「いや、ホント驚いたってレベルじゃないっすよ!」


「マジで、こっちの心臓まで止まるかと思ったし!」


口々にそんなことを言う彼らを、あたしはげんなりしたように白い目で見つめていた。


あれからアラタはそのままどこかに連れて行かれ、脳波や何かを調べて戻ってきたときには、空は幾分白み始めていた。


それでも意識を取り戻したために快方に向かっているらしく、散々泣いていたはずのメンバーは、アラタを囲んですでに笑っていて、あたしひとりがこの状況についていけていないのだ。

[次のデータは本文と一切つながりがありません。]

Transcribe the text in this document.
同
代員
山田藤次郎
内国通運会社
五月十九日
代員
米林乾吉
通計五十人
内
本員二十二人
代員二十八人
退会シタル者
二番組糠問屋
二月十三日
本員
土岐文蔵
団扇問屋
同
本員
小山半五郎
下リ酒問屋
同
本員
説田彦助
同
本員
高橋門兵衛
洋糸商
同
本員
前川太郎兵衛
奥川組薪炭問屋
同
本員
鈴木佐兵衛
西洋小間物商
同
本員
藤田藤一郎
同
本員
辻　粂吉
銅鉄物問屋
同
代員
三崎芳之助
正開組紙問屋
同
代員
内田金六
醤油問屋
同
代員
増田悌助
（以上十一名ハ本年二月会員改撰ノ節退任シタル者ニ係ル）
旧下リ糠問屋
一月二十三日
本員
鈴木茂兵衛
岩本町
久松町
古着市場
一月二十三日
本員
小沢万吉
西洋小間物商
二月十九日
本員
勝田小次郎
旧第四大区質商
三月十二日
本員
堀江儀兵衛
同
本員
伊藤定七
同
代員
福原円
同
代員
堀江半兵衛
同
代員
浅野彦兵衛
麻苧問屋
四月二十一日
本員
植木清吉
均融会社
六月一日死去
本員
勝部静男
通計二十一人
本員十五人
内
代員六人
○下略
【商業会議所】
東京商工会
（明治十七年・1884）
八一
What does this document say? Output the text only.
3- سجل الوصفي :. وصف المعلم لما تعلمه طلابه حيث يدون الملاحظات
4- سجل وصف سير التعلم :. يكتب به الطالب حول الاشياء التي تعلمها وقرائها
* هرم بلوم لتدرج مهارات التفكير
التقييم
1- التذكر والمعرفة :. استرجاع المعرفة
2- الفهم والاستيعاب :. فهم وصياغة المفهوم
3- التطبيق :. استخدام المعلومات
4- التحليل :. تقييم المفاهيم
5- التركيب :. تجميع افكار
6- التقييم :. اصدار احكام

「いや、ナウシカ観てたら俺も空飛びたくなっちゃって。」


お前、本気で死ねよ、って思う。


脳波は異常がなくて、3階だったからとか運よくナンタラとか言ってて、骨折箇所とか色々説明を受けたけど、あたしは聞くことも出来ずにただ泣いていた。


それでも今となってはあの涙を返して欲しいと思うし、脳波に異常がないなんて絶対嘘だ。



「そんじゃ俺ら、これからみんなで明け方ラーメン行ってきますね。
後はマイさんに頼んでますから。」


いやいや、頼まれてませんけど。


これが日常なのか、それともみんな揃って脳みそおかしいからなのか、笑ってそんなこと言った彼らは、ゾロゾロと部屋を後にする。


鳥ガラスープとかだったら笑えないな、なんて思いながらそんな姿を見送ってみれば、部屋にはすぐに二人分の沈黙の帳が下りた。



「マイ、こっち来いって。」


「命令すんな。」


呆れ半分でその傍まで足を進めると、殴ってやりたくなる衝動を抑えることに必死だった。


それでも顔を突き合わせてみれば、また自然と涙が溢れてきて、涙腺なんて緩みっぱなしだから嫌になる。



「ホントのこと言えよ!
アンタ、飛び降りたとか他に原因あんでしょ?!」


「…いや、まぁ…」


そう、まるで誤魔化すような台詞に拳を握り締めた。


目も合わせられなくて、視線を落としてみればその瞬間、溢れていた涙まで零れ落ちる。